South Korea The Society and Its Environment
North Watergate, Suwon Castle, has a stone bridge with seven
arches spanning the Namch'on River.
FEW SOCIETIES HAVE CHANGED as rapidly or as dramatically since
the end of World War II as that of the Republic of Korea (South
Korea). When the war ended in 1945, the great majority of the
people living in the southern half of the Korean Peninsula were
poor peasants. The Japanese colonial regime from 1910 to 1945 had
promoted modernization of the economy and society, but this had a
limited, and mainly negative, impact on most Koreans as its main
intent was to serve Japan. The poverty and distress of the South
Koreans were deepened by the Korean War of 1950-53 when numerous
people died and cities and towns were devastated. During the next
four decades, however, South Korea evolved into a dynamic,
industrial society. By 1990 educational and public health
standards were high, most people lived in urban areas, and a
complex structure of social classes had emerged that resembled
the social structures of developed Western countries or Japan.
The country also was making substantial progress in its evolution
from a military dictatorship similar to that of many Third World
regimes to a democratic, pluralistic political system. In the
mid-1950s, few observers could have imagined that Seoul, the
country's capital, would emerge from the devastation of war to
become one of the world's most vibrant metropolitan centers--
rivaling Tokyo, Hong Kong, and Los Angeles.

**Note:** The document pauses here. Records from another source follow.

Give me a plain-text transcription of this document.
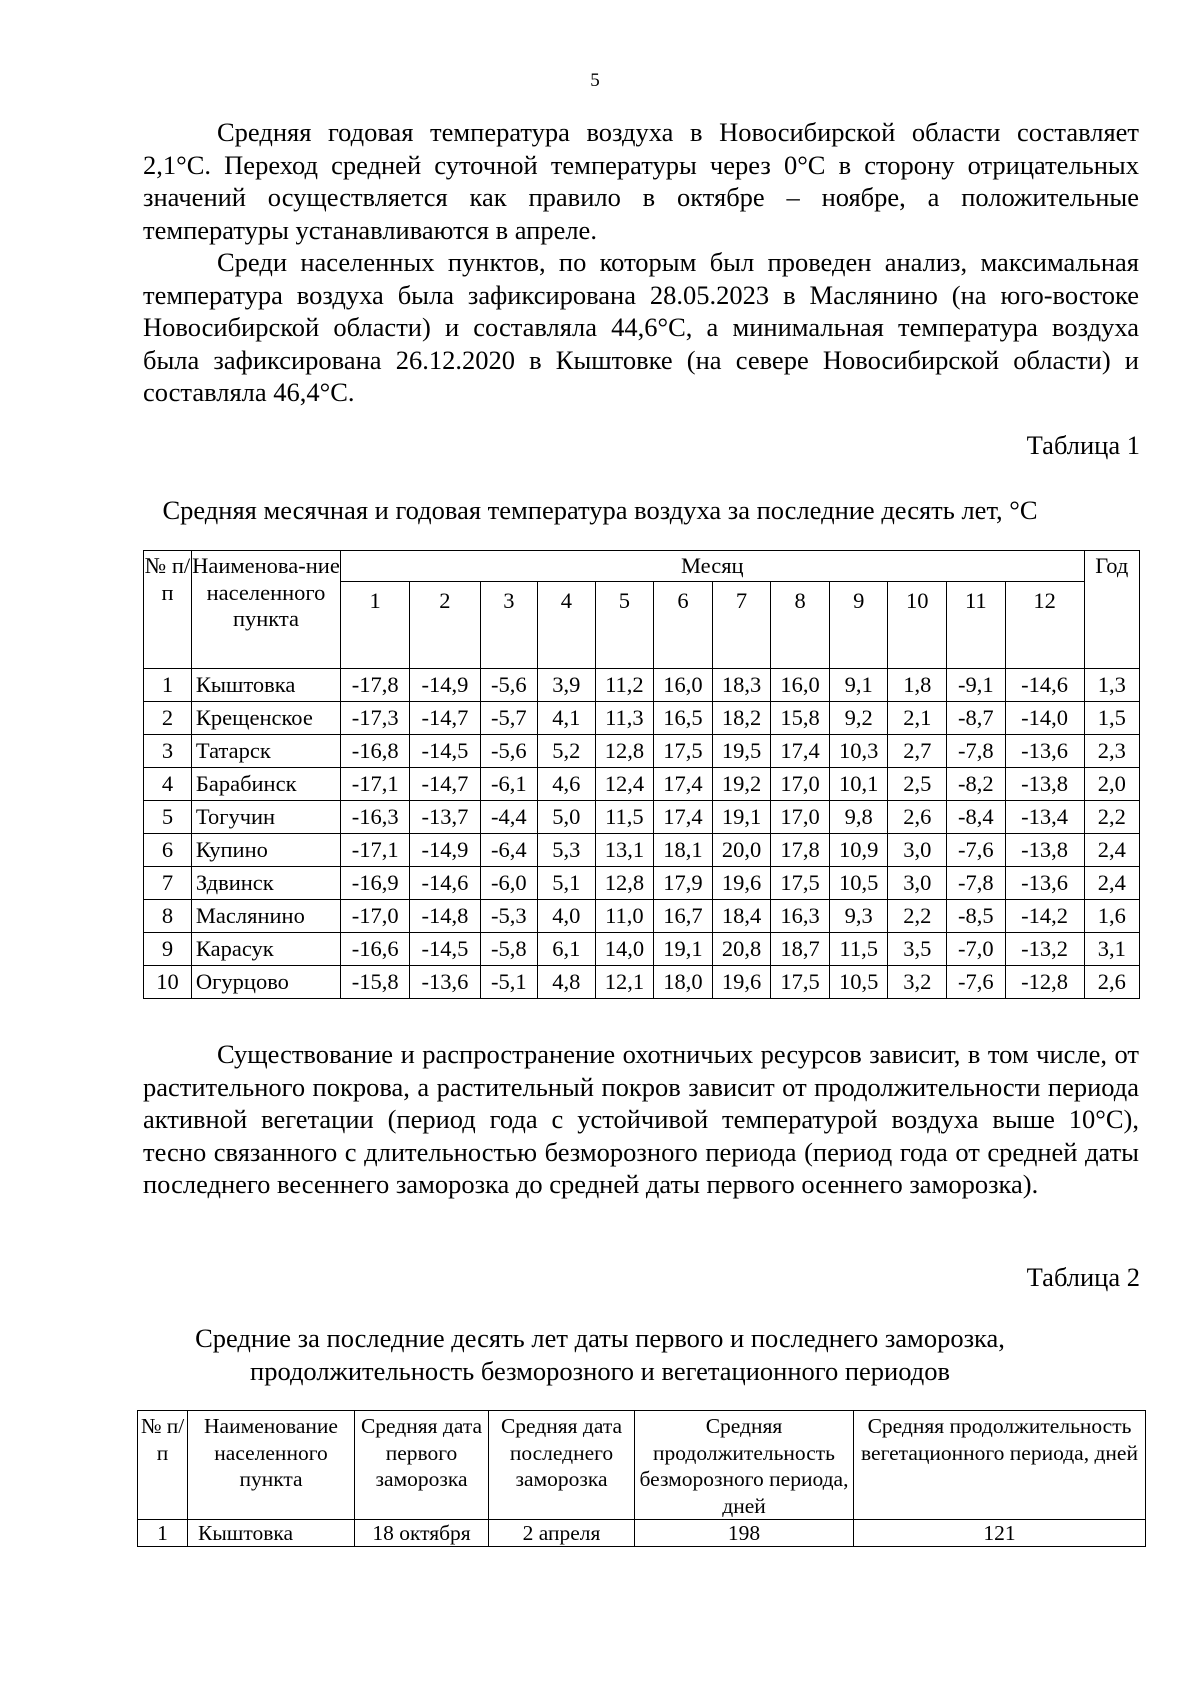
5

Средняя годовая температура воздуха в Новосибирской области составляет 2,1°С. Переход средней суточной температуры через 0°С в сторону отрицательных значений осуществляется как правило в октябре – ноябре, а положительные температуры устанавливаются в апреле.

Среди населенных пунктов, по которым был проведен анализ, максимальная температура воздуха была зафиксирована 28.05.2023 в Маслянино (на юго-востоке Новосибирской области) и составляла 44,6°С, а минимальная температура воздуха была зафиксирована 26.12.2020 в Кыштовке (на севере Новосибирской области) и составляла 46,4°С.

Таблица 1
Средняя месячная и годовая температура воздуха за последние десять лет, °С
№ п/п	Наименова-ние населенного пункта	Месяц												Год
		1	2	3	4	5	6	7	8	9	10	11	12	
1	Кыштовка	-17,8	-14,9	-5,6	3,9	11,2	16,0	18,3	16,0	9,1	1,8	-9,1	-14,6	1,3
2	Крещенское	-17,3	-14,7	-5,7	4,1	11,3	16,5	18,2	15,8	9,2	2,1	-8,7	-14,0	1,5
3	Татарск	-16,8	-14,5	-5,6	5,2	12,8	17,5	19,5	17,4	10,3	2,7	-7,8	-13,6	2,3
4	Барабинск	-17,1	-14,7	-6,1	4,6	12,4	17,4	19,2	17,0	10,1	2,5	-8,2	-13,8	2,0
5	Тогучин	-16,3	-13,7	-4,4	5,0	11,5	17,4	19,1	17,0	9,8	2,6	-8,4	-13,4	2,2
6	Купино	-17,1	-14,9	-6,4	5,3	13,1	18,1	20,0	17,8	10,9	3,0	-7,6	-13,8	2,4
7	Здвинск	-16,9	-14,6	-6,0	5,1	12,8	17,9	19,6	17,5	10,5	3,0	-7,8	-13,6	2,4
8	Маслянино	-17,0	-14,8	-5,3	4,0	11,0	16,7	18,4	16,3	9,3	2,2	-8,5	-14,2	1,6
9	Карасук	-16,6	-14,5	-5,8	6,1	14,0	19,1	20,8	18,7	11,5	3,5	-7,0	-13,2	3,1
10	Огурцово	-15,8	-13,6	-5,1	4,8	12,1	18,0	19,6	17,5	10,5	3,2	-7,6	-12,8	2,6

Существование и распространение охотничьих ресурсов зависит, в том числе, от растительного покрова, а растительный покров зависит от продолжительности периода активной вегетации (период года с устойчивой температурой воздуха выше 10°С), тесно связанного с длительностью безморозного периода (период года от средней даты последнего весеннего заморозка до средней даты первого осеннего заморозка).

Таблица 2
Средние за последние десять лет даты первого и последнего заморозка,
продолжительность безморозного и вегетационного периодов
№ п/п	Наименование населенного пункта	Средняя дата первого заморозка	Средняя дата последнего заморозка	Средняя продолжительность безморозного периода, дней	Средняя продолжительность вегетационного периода, дней
1	Кыштовка	18 октября	2 апреля	198	121
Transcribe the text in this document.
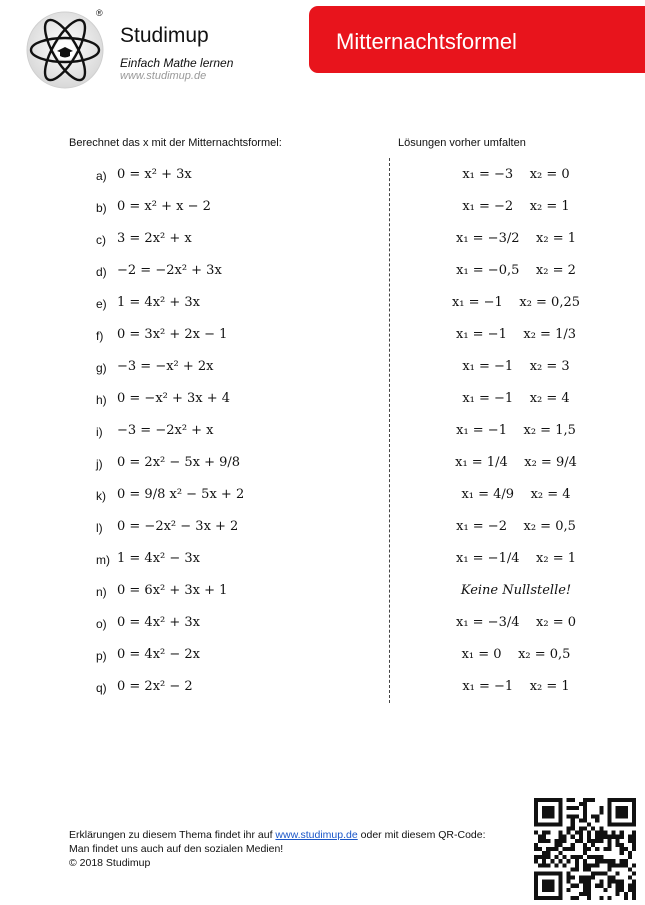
®
Studimup
Einfach Mathe lernen
www.studimup.de
Mitternachtsformel
Berechnet das x mit der Mitternachtsformel:	Lösungen vorher umfalten
a) 0 = x² + 3x	x₁ = −3    x₂ = 0
b) 0 = x² + x − 2	x₁ = −2    x₂ = 1
c) 3 = 2x² + x	x₁ = −3/2    x₂ = 1
d) −2 = −2x² + 3x	x₁ = −0,5    x₂ = 2
e) 1 = 4x² + 3x	x₁ = −1    x₂ = 0,25
f) 0 = 3x² + 2x − 1	x₁ = −1    x₂ = 1/3
g) −3 = −x² + 2x	x₁ = −1    x₂ = 3
h) 0 = −x² + 3x + 4	x₁ = −1    x₂ = 4
i) −3 = −2x² + x	x₁ = −1    x₂ = 1,5
j) 0 = 2x² − 5x + 9/8	x₁ = 1/4    x₂ = 9/4
k) 0 = 9/8 x² − 5x + 2	x₁ = 4/9    x₂ = 4
l) 0 = −2x² − 3x + 2	x₁ = −2    x₂ = 0,5
m) 1 = 4x² − 3x	x₁ = −1/4    x₂ = 1
n) 0 = 6x² + 3x + 1	Keine Nullstelle!
o) 0 = 4x² + 3x	x₁ = −3/4    x₂ = 0
p) 0 = 4x² − 2x	x₁ = 0    x₂ = 0,5
q) 0 = 2x² − 2	x₁ = −1    x₂ = 1
Erklärungen zu diesem Thema findet ihr auf www.studimup.de oder mit diesem QR-Code:
Man findet uns auch auf den sozialen Medien!
© 2018 Studimup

Colonial occupation, war, and the tragedy of national
division fostered abrupt social changes. Rapid economic growth
engendered profound changes in values and human relationships.
Yet there also was continuity with the past. Confucian and neoConfucian ideas and institutions, which flourished during the
Choson Dynasty (1392-1910), continued to have an important impact
in 1990. The Confucian influence was most evident in the
tremendous value placed on education, a major factor in South
Korea's economic progress. Equally evident was the persistence of
hierarchical, often authoritarian, modes of human interaction
that reflected neo-Confucianism's emphasis on inequality.
The complex kinship structures of the past, sanctified by
Confucianism, had eroded because of urbanization but did not
disappear. In 1990 Koreans were more likely to live in nuclear
families than their parents or grandparents, but old Confucian
ideas of filial piety still were strong. At the same time,
contemporary social values were influenced by traditional but
non-Confucian Korean values, such as shamanism and Buddhism, and
by ideas brought into the country from the West and Japan.
The population of the Korean Peninsula, sharing a common
language, ethnic identity, and culture, was one of the world's
most homogeneous. Although there were significant regional
differences even within the relatively small land area of South
Korea, neither the Democratic People's Republic of Korea (North
Korea) nor South Korea had significant non-Korean ethnic
minorities. This homogeneity, and the sense of a shared
historical experience that it promoted, gave the people of South
Korea a strong sense of national purpose. However, the years of
Japanese colonial rule, the division of the peninsula after World
War II, the establishment of two antagonistic states in the north
and south, and the profound changes in the economy and society
caused by industrialization and urbanization since the 1950s led
many South Koreans to search anew for their national identity and
place in the world. Often, the concern for identity expressed
itself as xenophobia, the creation of a "national mythology" that
was given official or semiofficial sanction, or the search for
the special and unique "essence" of Korean culture.